A revisão teve como principal objetivo adequar a classificação das receitas às normas internacionais de estatísticas fiscais.
Entre os ajustes realizados, o Tesouro retirou do cálculo:
- receitas do FGTS;
- contribuições destinadas ao Sistema S.
Esses valores deixaram de ser classificados como tributos na metodologia da Carga Tributária Bruta do Governo Geral. Com isso, os anos anteriores foram recalculados utilizando a mesma regra aplicada aos dados recentes.

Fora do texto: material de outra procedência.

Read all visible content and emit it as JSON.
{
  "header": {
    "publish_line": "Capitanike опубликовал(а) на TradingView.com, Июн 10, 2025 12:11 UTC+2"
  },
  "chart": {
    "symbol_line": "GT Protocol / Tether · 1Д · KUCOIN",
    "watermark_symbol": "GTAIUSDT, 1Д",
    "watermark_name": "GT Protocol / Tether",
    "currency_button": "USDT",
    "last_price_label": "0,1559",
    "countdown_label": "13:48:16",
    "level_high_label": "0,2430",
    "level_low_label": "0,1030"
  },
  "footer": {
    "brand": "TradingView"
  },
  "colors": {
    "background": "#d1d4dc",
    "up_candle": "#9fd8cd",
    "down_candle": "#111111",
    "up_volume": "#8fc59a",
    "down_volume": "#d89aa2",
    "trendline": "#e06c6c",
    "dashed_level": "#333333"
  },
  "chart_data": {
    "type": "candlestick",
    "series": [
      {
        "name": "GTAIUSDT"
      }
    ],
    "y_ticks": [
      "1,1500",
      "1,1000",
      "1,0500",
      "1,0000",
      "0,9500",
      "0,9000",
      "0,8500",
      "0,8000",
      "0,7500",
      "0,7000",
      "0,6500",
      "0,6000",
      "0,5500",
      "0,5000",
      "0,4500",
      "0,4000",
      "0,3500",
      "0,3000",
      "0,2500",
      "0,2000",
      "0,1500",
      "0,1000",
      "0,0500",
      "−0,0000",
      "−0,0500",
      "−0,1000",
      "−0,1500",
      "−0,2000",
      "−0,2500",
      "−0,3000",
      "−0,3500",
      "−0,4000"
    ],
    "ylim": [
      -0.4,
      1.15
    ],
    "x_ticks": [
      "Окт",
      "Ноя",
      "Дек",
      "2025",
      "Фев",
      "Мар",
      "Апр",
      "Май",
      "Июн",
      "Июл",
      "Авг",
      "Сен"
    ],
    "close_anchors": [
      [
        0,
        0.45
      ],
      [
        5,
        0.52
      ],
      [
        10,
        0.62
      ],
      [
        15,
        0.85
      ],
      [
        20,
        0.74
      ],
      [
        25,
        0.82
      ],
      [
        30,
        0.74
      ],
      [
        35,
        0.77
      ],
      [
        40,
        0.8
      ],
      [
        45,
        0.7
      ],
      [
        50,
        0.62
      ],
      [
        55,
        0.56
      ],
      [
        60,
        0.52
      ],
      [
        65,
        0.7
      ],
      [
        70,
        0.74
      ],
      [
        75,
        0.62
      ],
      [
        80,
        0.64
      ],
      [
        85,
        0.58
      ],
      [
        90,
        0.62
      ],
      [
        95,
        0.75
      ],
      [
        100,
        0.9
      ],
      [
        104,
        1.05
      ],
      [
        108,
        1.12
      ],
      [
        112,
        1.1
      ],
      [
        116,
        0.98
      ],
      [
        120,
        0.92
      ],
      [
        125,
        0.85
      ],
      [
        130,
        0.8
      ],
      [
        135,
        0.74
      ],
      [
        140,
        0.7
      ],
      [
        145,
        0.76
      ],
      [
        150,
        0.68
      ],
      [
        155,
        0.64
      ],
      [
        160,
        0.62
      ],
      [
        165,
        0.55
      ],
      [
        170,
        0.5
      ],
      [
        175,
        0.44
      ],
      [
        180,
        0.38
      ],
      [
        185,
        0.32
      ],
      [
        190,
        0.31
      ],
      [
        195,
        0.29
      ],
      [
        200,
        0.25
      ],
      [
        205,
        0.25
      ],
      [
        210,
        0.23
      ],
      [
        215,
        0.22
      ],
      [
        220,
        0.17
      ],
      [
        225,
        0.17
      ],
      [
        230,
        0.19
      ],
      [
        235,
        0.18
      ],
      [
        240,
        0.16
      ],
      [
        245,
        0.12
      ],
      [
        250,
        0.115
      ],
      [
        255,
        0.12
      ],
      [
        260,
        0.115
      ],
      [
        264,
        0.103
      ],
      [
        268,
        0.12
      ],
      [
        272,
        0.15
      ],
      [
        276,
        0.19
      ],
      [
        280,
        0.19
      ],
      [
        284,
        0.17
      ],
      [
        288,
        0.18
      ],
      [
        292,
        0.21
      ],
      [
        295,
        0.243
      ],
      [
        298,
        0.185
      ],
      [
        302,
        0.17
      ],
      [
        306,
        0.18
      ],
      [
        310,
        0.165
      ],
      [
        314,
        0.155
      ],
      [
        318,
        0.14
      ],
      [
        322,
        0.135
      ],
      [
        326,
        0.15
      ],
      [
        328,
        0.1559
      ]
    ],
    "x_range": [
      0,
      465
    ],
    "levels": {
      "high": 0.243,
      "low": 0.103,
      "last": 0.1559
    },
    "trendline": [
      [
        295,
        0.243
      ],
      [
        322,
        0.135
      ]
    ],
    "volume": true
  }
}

GOVERNO CENTRAL FOI RESPONSÁVEL PELA MAIOR PARTE DA ALTA RECENTE
A elevação registrada em 2025 foi concentrada principalmente na União. Segundo o Tesouro Nacional, a variação da carga tributária por esfera de governo foi:
- Governo Central: +0,26 ponto percentual do PIB
- Estado: -0,10 ponto percentual do PIB
- Municípios: +0,03 ponto percentual do PIB
- Total : +0,18 ponto percentual do PIB
De acordo com o Tesouro Nacional, o avanço da carga tributária do governo central foi influenciado principalmente por receitas associadas ao:
De acordo com o Tesouro Nacional, o avanço da carga tributária do governo central foi influenciado principalmente por receitas associadas ao:
- Imposto de Renda Retido na Fonte (IRRF);
- Imposto sobre Operações Financeiras (IOF);
- contribuições previdenciárias ao RGPS.
O Tesouro aponta que a elevação da arrecadação com a renda reflete o crescimento da massa salarial, enquanto o aumento do IOF (Imposto sobre Operações Financeiras) está associado a operações de câmbio e crédito. Já a alta nas contribuições ao RGPS foi influenciada pela expansão do emprego formal e pela reoneração da folha de pagamento.